There is a vast spectrum of addictions.  The definition of various addictions seems to evolve as time passes.  For me, what was valid 35+ years ago, is no longer applicable.  Maybe it is my conceptualization of what an addiction is that has modified over time.   No longer do we think of those individuals as a pitiful, homeless person, whose body habitus is emaciated, the physical presentation disheveled and dirty (in the mind of the ignorant, such as me). By all appearances, many individuals who harbor an addictive lifestyle, range in age and represent an array of professions.  Today, there  is not the stigma placed on people who openly take ownership of their addiction.  More people with addictions are stepping forward, acknowledging their disease, along with the effect it has had on them, their family/friends and jobs.  How many high profile people have opening stepped forward, sharing their disease and have sought treatment.   In the past, addictions were hidden, shameful and not talked about.  What is ‘newsworthy’ today?   Dysfunction!  After all, pain and suffering sells. We see this in the reality shows, a funny sitcom, the ‘self-help’ talk shows and in the news.
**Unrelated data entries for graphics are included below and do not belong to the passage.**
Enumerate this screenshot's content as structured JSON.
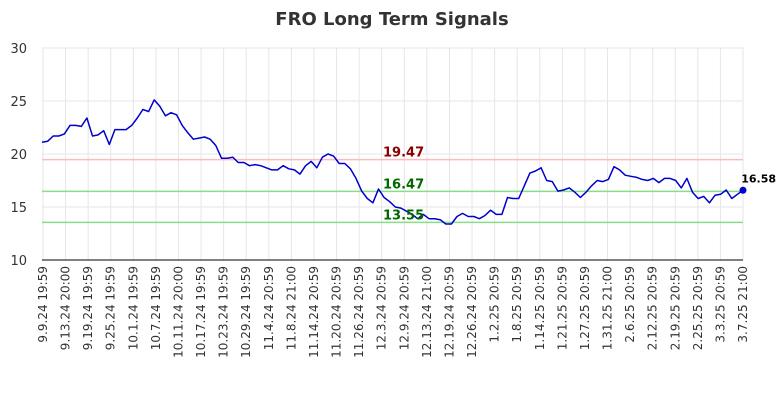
{
  "chart_data": {
    "type": "line",
    "title": "FRO Long Term Signals",
    "xlabel": "",
    "ylabel": "",
    "ylim": [
      10,
      30
    ],
    "yticks": [
      10,
      15,
      20,
      25,
      30
    ],
    "grid": true,
    "legend": "none",
    "x_tick_labels": [
      "9.9.24 19:59",
      "9.13.24 20:00",
      "9.19.24 19:59",
      "9.25.24 19:59",
      "10.1.24 19:59",
      "10.7.24 19:59",
      "10.11.24 20:00",
      "10.17.24 19:59",
      "10.23.24 19:59",
      "10.29.24 19:59",
      "11.4.24 20:59",
      "11.8.24 21:00",
      "11.14.24 20:59",
      "11.20.24 20:59",
      "11.26.24 20:59",
      "12.3.24 20:59",
      "12.9.24 20:59",
      "12.13.24 21:00",
      "12.19.24 20:59",
      "12.26.24 20:59",
      "1.2.25 20:59",
      "1.8.25 20:59",
      "1.14.25 20:59",
      "1.21.25 20:59",
      "1.27.25 20:59",
      "1.31.25 21:00",
      "2.6.25 20:59",
      "2.12.25 20:59",
      "2.19.25 20:59",
      "2.25.25 20:59",
      "3.3.25 20:59",
      "3.7.25 21:00"
    ],
    "series": [
      {
        "color": "#0000cc",
        "values": [
          21.1,
          21.2,
          21.7,
          21.7,
          21.9,
          22.7,
          22.7,
          22.6,
          23.4,
          21.7,
          21.8,
          22.2,
          20.9,
          22.3,
          22.3,
          22.3,
          22.7,
          23.4,
          24.2,
          24.0,
          25.1,
          24.5,
          23.6,
          23.9,
          23.7,
          22.7,
          22.0,
          21.4,
          21.5,
          21.6,
          21.4,
          20.8,
          19.6,
          19.6,
          19.7,
          19.2,
          19.2,
          18.9,
          19.0,
          18.9,
          18.7,
          18.5,
          18.5,
          18.9,
          18.6,
          18.5,
          18.1,
          18.9,
          19.3,
          18.7,
          19.7,
          20.0,
          19.8,
          19.1,
          19.1,
          18.6,
          17.7,
          16.5,
          15.8,
          15.4,
          16.7,
          15.9,
          15.5,
          15.0,
          14.9,
          14.6,
          14.3,
          13.9,
          14.3,
          13.9,
          13.9,
          13.8,
          13.4,
          13.4,
          14.1,
          14.4,
          14.1,
          14.1,
          13.9,
          14.2,
          14.7,
          14.3,
          14.3,
          15.9,
          15.8,
          15.8,
          17.0,
          18.2,
          18.4,
          18.7,
          17.5,
          17.4,
          16.5,
          16.6,
          16.8,
          16.4,
          15.9,
          16.4,
          17.0,
          17.5,
          17.4,
          17.6,
          18.8,
          18.5,
          18.0,
          17.9,
          17.8,
          17.6,
          17.5,
          17.7,
          17.3,
          17.7,
          17.7,
          17.5,
          16.8,
          17.7,
          16.4,
          15.8,
          16.0,
          15.4,
          16.1,
          16.2,
          16.6,
          15.8,
          16.2,
          16.58
        ]
      }
    ],
    "levels": [
      {
        "value": 19.47,
        "label": "19.47",
        "line_color": "#ffbbbb",
        "text_color": "#880000"
      },
      {
        "value": 16.47,
        "label": "16.47",
        "line_color": "#88dd88",
        "text_color": "#006600"
      },
      {
        "value": 13.55,
        "label": "13.55",
        "line_color": "#88dd88",
        "text_color": "#006600"
      }
    ],
    "last_value": {
      "value": 16.58,
      "label": "16.58",
      "marker_color": "#0000cc"
    }
  }
}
Have you ever heard the story of the elephant?  Addictions are the elephant.  The story is of a group of blind men and an elephant. Through the years, it has been interpreted in diverse ways. Regardless, it provides a metaphor.  With the story telling, insight to an individual’s perception of truths and the impact of perception are gained.

The synopsis of the story is the tale of a group of blind men who touch an elephant to learn what it is like.  Each one feels a different part, but only part, such as the side or the tusk. They compare notes and learn that they are in complete disagreement. They all differ in their story. As result, conflict evolves.

How does this relate to an addiction?  Where a person is at in their addictive behavior and/or recovery, impacts an individual and his/her happiness and of their family.  Like the elephant story, addiction is ever changing.  Addictive behavior can be a downward spiral or an upward continuum towards recovery, which is constant process, never complete, and ever changing.

Addiction in my family and the effect on all of us, is like the elephant.  Together, we have gone through more than one treatment program, not all for the same person.  The elephant, El (for lack of a better name), lives in our home and at one time, took up the entire house.  We all stepped around this huge, obnoxious ‘animal’ and acted like it was not there.  Today, El remains in our home, but has become an open source of dialogue.

How big is the elephant in your home?